Chronique en partenariat avec L’Opinion

| 21/05/2025

L’Union Européenne vient d’adopter le programme SAFE (« Security Action For Europe ») d’un volume de 150 milliards d’Euros, qui va permettre aux 27 de bénéficier de la signature de l’Union pour s’endetter à des conditions favorables afin de financer leurs acquisitions de défense. Adopté à peine 2 mois après que la Commission l’ait proposé, SAFE répond à 3 objectifs partagés des États membres: aider l’Ukraine face à l’agression russe, desserrer la contrainte financière qui pèse sur leurs budgets militaires, mutualiser davantage leur efforts de défense. Liés entre eux, ces trois objectifs bousculent le mode de fonctionnement traditionnel des entreprises d’armement et les obligent à sortir de leur zone de confort.

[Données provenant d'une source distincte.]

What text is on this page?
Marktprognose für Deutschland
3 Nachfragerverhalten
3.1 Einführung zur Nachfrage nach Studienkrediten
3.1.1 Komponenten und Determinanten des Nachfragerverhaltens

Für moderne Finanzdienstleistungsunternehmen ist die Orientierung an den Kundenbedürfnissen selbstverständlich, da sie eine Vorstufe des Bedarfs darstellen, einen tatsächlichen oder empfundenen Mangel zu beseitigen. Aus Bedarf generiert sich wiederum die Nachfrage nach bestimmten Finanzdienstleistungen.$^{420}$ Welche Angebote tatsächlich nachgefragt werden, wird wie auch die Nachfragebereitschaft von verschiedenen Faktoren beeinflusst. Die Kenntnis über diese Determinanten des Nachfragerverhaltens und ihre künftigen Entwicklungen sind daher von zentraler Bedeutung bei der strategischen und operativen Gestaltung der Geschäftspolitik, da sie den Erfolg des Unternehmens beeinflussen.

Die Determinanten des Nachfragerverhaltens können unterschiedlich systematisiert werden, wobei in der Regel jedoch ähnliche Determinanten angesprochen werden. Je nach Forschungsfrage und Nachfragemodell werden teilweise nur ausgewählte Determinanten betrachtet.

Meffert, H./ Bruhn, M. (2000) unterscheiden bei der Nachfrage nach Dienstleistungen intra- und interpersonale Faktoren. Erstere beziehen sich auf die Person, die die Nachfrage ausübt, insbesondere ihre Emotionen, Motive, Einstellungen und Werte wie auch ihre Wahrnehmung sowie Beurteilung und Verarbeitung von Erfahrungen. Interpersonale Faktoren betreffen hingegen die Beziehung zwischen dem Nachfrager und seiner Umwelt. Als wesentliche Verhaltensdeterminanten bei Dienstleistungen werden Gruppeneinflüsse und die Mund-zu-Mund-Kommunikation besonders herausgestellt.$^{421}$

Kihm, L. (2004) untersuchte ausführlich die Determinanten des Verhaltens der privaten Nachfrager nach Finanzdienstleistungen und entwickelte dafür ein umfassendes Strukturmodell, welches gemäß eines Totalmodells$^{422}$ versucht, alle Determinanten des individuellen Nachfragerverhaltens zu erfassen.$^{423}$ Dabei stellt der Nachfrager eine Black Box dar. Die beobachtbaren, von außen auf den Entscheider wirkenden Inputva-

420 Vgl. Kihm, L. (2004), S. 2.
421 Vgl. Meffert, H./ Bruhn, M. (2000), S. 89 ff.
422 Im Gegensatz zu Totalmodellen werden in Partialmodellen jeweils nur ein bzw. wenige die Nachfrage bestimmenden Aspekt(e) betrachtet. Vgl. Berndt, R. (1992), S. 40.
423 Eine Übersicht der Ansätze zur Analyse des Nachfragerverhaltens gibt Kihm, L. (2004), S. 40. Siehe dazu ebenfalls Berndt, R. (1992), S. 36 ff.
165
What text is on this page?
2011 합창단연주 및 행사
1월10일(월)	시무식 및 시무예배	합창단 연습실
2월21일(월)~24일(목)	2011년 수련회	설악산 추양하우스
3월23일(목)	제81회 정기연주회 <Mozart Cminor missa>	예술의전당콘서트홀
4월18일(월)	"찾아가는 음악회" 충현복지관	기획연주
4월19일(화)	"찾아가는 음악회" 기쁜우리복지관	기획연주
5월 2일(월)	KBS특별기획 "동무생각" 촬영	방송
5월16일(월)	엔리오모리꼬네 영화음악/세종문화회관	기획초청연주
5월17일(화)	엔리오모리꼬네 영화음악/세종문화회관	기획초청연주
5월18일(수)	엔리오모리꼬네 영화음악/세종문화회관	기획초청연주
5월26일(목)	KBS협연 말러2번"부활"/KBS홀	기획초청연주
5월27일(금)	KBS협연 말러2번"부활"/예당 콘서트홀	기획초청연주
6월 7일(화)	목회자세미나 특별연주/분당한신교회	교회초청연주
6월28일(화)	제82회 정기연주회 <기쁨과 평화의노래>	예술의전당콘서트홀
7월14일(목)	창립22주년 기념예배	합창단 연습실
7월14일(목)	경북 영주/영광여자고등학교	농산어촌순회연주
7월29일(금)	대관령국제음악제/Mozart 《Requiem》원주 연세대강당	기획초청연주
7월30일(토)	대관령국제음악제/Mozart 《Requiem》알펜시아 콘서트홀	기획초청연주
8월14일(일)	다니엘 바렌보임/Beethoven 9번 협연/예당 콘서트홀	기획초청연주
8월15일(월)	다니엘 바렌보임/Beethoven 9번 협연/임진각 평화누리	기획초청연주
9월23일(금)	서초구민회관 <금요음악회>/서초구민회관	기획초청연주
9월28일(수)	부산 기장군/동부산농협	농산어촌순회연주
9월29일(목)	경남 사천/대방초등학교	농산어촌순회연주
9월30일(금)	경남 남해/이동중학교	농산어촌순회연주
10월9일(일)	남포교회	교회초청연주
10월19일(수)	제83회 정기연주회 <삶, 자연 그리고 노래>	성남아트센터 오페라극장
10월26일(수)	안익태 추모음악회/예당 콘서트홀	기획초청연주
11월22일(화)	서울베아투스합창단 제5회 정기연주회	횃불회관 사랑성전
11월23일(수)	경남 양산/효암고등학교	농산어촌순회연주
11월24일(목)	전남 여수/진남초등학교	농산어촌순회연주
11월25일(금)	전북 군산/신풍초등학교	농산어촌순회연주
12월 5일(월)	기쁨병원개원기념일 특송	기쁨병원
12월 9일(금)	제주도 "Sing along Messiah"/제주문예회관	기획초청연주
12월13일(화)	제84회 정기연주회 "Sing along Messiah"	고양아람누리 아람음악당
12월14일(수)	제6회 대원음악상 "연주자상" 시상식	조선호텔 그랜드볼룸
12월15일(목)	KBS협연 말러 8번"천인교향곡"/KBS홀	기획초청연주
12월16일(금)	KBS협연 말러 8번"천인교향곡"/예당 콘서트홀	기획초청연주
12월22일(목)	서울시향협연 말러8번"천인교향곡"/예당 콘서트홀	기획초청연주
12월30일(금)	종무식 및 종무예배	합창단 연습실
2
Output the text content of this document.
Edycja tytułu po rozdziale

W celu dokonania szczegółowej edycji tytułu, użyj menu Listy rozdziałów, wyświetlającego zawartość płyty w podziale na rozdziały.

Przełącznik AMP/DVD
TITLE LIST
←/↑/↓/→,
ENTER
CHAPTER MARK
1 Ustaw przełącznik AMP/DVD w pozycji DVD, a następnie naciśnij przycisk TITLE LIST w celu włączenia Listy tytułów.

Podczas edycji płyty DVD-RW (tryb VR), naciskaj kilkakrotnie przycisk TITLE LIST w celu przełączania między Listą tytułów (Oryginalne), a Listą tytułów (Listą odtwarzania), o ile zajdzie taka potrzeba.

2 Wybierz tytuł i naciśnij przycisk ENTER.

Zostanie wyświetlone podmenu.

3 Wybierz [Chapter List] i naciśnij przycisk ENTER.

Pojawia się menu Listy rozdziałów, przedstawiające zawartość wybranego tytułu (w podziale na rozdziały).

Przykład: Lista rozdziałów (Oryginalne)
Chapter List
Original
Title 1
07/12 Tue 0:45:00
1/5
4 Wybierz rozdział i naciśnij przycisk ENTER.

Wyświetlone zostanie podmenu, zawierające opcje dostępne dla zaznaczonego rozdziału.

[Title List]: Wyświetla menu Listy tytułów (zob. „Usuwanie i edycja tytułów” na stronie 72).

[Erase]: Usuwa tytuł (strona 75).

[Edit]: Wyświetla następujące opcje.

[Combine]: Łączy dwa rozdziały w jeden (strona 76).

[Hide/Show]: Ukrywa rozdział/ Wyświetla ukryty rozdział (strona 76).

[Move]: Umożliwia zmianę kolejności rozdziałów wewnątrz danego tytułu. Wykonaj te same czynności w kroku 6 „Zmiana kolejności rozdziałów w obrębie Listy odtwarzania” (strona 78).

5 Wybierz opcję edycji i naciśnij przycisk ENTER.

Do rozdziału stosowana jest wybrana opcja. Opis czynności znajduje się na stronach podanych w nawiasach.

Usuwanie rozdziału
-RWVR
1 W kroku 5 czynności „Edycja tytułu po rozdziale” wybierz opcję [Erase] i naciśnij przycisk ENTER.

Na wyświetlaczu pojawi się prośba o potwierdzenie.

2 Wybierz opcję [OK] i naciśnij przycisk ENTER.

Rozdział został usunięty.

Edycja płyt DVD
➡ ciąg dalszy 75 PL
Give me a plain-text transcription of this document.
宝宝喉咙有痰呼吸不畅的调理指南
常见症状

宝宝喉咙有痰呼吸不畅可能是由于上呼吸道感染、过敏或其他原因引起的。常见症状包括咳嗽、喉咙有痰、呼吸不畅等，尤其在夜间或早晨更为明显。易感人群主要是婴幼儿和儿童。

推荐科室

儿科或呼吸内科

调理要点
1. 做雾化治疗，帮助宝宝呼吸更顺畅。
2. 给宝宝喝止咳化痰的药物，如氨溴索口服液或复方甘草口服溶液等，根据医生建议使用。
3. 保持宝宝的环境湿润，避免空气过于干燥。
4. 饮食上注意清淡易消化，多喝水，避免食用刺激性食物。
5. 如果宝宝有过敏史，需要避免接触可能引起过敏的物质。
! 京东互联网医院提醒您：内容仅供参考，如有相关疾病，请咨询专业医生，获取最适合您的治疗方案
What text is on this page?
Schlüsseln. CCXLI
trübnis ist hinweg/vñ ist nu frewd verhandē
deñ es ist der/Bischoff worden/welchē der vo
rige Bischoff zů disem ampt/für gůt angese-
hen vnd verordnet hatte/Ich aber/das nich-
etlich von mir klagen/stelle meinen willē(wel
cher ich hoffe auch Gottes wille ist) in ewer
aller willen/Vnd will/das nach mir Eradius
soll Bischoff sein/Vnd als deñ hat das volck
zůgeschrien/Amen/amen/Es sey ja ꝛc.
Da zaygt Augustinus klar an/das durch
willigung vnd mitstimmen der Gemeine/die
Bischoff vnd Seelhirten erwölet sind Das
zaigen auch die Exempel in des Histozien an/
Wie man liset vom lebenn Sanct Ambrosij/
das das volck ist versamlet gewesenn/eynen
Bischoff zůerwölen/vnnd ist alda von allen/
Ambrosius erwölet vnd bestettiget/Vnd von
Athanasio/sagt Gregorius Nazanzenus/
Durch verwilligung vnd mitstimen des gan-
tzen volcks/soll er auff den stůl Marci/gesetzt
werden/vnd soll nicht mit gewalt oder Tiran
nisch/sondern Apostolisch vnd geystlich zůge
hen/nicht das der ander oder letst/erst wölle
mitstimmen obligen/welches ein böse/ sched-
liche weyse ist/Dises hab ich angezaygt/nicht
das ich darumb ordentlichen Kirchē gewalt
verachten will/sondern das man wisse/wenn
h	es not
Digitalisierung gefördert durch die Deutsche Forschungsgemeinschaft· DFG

La guerre en Ukraine a fait émerger un nouveau modèle industriel qui concerne autant la production que le développement de nouvelles capacités. S’agissant des matériels consommés sur le front, il est demandé aux entreprises de produire plus et plus vite, les obligeant à investir davantage sur le court terme que sur la préparation de l’avenir. En parallèle, on observe l’apparition, en Ukraine d’abord, d’acteurs nouveaux, souvent de petite taille, qui jouent un rôle central pour répondre en temps réel aux demandes des opérationnels sur le terrain. Les drones, terrestres, aériens ou navals, qui occupent une place centrale sur le front, sont les premiers bénéficiaires de cet écosystème innovant. Mais l’adjonction de systèmes numériques adaptés permet aussi d’accroître à moindre coût les performances d’équipements existants sans en reprendre entièrement le développement. Tirée par le retour d’expérience des combats, nourrie par l’innovation numérique et imposée par l’urgence, cette approche incrémentale démontre son efficacité opérationnelle et financière. C’est une première leçon à tirer pour nos industriels.
En dépit de l’accroissement des dépenses de défense des pays européens, la contrainte budgétaire ne permet pas d’atteindre tous les objectifs capacitaires souhaitables. A Paris, la réalisation de la Loi de Programmation Militaire (2024-2030) reste à ce stade incertaine malgré la trajectoire ascendante du budget des armées. Cette difficulté est particulièrement marquée pour des pays fortement endettés comme la France, contraints d’arbitrer avec d’autres missions de l’Etat pour tenir leurs objectifs de défense. Pour répondre à cet enjeu, deux options se présentent: dépenser mieux en prenant exemple sur le modèle ukrainien et en mutualisant davantage l’effort au niveau européen, et revoir certaines cibles capacitaires au regard des nouvelles réalités de la menace. Le nouveau mantra « Produire plus, plus vite et moins cher » impose une révision des besoins et de la culture d’acquisition des armées, mais aussi une transformation du mode de fonctionnement d’entreprises habituées à la récurrence de grands programmes conduits sur des décennies. Ça ne se fera pas du jour au lendemain, mais on voit bien comment la combinaison de l’impératif budgétaire et de la réorientation des besoins capacitaires conduit à plus de rusticité et d’agilité. C’est la 2ème leçon que les entreprises doivent prendre en compte dans leur stratégie.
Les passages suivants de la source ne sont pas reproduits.